A top currency trader at HSBC was arrested at New York’s Kennedy Airport Tuesday night as he prepared to leave the country.
Since the financial crisis seven years ago, the world’s largest banks have paid billions in fines to settle charges of various misdeeds. But very few individual bankers have been held responsible for their roles in those illegal schemes.
But on Wednesday, two HSBC traders were hit with criminal charges related to their trading in 2011.
Mark Johnson, the global head of HSBC’s foreign-exchange cash trading unit, was arrested Tuesday night. The 50-year-old banker, who is a British citizen and resident of both the U.S. and U.K., is due to appear in federal court in Brooklyn Wednesday. A complaint against Stuart Scott, a former trader on Johnson’s desk, 43, was also unsealed Wednesday, but his whereabouts are undisclosed.

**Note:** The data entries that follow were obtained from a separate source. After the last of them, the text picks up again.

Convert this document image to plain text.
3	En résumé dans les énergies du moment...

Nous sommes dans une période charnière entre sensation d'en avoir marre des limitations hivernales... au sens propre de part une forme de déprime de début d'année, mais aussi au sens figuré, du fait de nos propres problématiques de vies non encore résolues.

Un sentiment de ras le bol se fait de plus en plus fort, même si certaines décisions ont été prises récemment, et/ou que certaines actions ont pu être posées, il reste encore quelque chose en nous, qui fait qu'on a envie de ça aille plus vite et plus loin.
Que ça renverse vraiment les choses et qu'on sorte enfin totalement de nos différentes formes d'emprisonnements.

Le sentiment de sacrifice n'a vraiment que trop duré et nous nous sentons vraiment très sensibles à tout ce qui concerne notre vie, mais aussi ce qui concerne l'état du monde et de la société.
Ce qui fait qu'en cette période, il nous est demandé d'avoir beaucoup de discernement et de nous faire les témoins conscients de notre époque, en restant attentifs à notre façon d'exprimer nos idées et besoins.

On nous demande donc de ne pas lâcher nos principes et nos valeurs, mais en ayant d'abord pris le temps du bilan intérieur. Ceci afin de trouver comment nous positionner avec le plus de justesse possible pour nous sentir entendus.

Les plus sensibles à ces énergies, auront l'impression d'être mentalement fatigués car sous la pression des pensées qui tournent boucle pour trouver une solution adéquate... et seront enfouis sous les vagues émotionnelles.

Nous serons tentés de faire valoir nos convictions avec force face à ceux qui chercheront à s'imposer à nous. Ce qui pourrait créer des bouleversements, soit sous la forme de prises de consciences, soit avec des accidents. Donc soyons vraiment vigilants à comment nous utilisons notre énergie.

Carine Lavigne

The complaint charges that on multiple occasions Johnson and Scott executed trades in a way that drove up costs for their client and produced more profits for the bank. As a result, HSBC made an extra $8 million on $3.5 billion in trades.
“The defendants placed personal and company profits ahead of their duties of trust and confidentiality owed to their client, and in doing so, defrauded their client of millions of dollars,” stated United States Attorney Robert Capers.
HSBC declined to comment on the matter.
HSBC had already reached a settlement to pay U.S. regulators $275 million and $343 million to U.K. regulators as part of a joint probe into currency market manipulation. HSBC was one of five banks that settled with the two agencies over their manipulation.
The arrest comes the day after the Federal Reserve banned Matthew Gardiner, a former FX trader at both Barclays and UBS, from the U.S. banking industry for his role in manipulating foreign exchange markets. The order banning Gardiner said that he is cooperating with authorities, providing testimony, documents, records and other evidence against other bankers.